Conclusão da terceira síntese
O sujeito foge do centro, mas se encontra em qualquer lugar, pois tudo
é atravessado por singularidades da “rede disjuntiva, ou de estados intensivos
no tecido conjuntivo, e um sujeito transposicional por todo o círculo, passando
por todos os estados”.[1]
Não há identificação com pessoas, mas a identificação dos nomes da história com
zonas de intensidade sobre o corpo sem órgãos; e o sujeito grita sempre “Afinal
sou eu!”.[2]
Ele está solto, avulso, sua máquina é celibatária, não existe somente a
repulsão, nem somente a atração, mas as duas juntas, num movimento combinado,
associativo. Por isso é chamada de síntese conjuntiva de intensidades e
devires. A dualidade “positivo/negativo” aqui ocorre entre um polo
despótico-paranoico e o signo-figura do esquizo. O uso ilegítimo dessa síntese
a torna segregadora e biunívoca. Ser deste ou de outro país, ser do Primeiro,
Segundo ou Terceiro Mundo. Ser militar ou civil. Homem ou mulher. Trabalhador
ou desempregado, judeu ou palestino, do bem ou do mal: terrorista iraquiano ou
democrata/republicano. Não confundir com o déspota paranoico, que existe, mas é
uma projeção no campo social do que ocorre na primeira síntese do inconsciente.

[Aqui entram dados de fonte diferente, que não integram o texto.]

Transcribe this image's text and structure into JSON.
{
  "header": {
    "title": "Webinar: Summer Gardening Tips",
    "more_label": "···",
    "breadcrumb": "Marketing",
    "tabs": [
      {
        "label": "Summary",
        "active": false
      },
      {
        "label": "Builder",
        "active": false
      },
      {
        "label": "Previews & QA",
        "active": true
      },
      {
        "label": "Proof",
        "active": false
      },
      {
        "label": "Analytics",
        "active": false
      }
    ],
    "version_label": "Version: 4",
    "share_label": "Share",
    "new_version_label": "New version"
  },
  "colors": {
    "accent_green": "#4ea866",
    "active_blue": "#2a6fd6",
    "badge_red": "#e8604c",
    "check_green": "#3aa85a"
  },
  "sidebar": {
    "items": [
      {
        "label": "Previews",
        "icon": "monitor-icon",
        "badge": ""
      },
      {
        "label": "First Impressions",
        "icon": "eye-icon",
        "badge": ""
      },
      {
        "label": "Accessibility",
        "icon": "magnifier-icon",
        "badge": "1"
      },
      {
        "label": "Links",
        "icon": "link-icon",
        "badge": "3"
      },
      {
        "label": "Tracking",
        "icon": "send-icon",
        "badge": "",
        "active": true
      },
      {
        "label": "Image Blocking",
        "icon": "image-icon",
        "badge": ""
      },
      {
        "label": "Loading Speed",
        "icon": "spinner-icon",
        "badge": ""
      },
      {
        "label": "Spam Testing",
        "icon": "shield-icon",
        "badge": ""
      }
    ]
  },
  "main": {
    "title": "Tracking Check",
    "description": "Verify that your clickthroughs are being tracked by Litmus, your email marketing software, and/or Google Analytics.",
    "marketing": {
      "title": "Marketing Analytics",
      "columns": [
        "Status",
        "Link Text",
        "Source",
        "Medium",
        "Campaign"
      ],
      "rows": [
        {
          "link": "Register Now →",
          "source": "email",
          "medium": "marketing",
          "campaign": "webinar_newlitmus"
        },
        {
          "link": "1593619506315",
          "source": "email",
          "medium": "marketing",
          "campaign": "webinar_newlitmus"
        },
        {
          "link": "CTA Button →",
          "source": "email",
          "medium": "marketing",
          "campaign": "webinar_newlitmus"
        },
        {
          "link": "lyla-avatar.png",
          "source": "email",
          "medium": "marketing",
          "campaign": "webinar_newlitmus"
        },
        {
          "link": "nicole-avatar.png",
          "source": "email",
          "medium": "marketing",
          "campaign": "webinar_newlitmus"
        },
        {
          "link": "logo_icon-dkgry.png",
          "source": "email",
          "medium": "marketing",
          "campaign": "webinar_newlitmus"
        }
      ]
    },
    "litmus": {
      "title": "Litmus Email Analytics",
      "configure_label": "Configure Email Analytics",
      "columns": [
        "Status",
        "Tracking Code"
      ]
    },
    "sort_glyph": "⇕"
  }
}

Vamos encontrar na sociedade, em proporções ampliadas o mesmo que
encontramos no inconsciente. É o que justifica a tese da micropolítica e, ao
mesmo tempo, explica a ignorância quanto aos acontecimentos históricos e
sociais.
Há o uso legítimo de cada síntese e um uso ilegítimo de apropriação de
cada síntese no campo social. O erro da psicanálise consistiu em permanecer do
lado do uso ilegítimo. Tudo começa pela interpretação do inconsciente. O
inconsciente é intensivo, apsicológico, pré-individual, molecular. Mas há
também um uso ilegítimo do inconsciente. Quando se faz dele uma utilização
segregativa das sínteses conjuntivas que não coincidem com as divisões de classe,
embora seja uma arma incomparável nas mãos de uma classe dominante.
De um modo amplo, pode-se dizer que o uso devido do inconsciente se
circunscreve ao plano de imanência que caracteriza o inconsciente apsicológico,
tal inconsciente é imanente e se autoproduz. Por outro lado, o uso indevido das
sínteses do inconsciente se remete ao inconsciente produzido a partir de uma
transcendência.
A divisão e a separação em hierarquias dessas sínteses passam
despercebidas, porque se instalam em nível micro. Quando se percebe, já está
formada a divisão: é ela que provoca o sentimento de ‘estar bem em casa’, de
fazer parte de uma raça superior ameaçada pelos inimigos do exterior. Como pode
esse acontecimento do âmbito inconsciente projetar-se no social?
“O Édipo é que depende de um tal sentimento nacionalista, religioso,
racista, e não o inverso: não é o pai que se projeta no chefe, mas é o chefe
que se aplica ao pai (...) para nos dizer ‘não podes superar o teu pai’.”[3]
Esse fenômeno ganha proporções ampliadas no mapa múndi.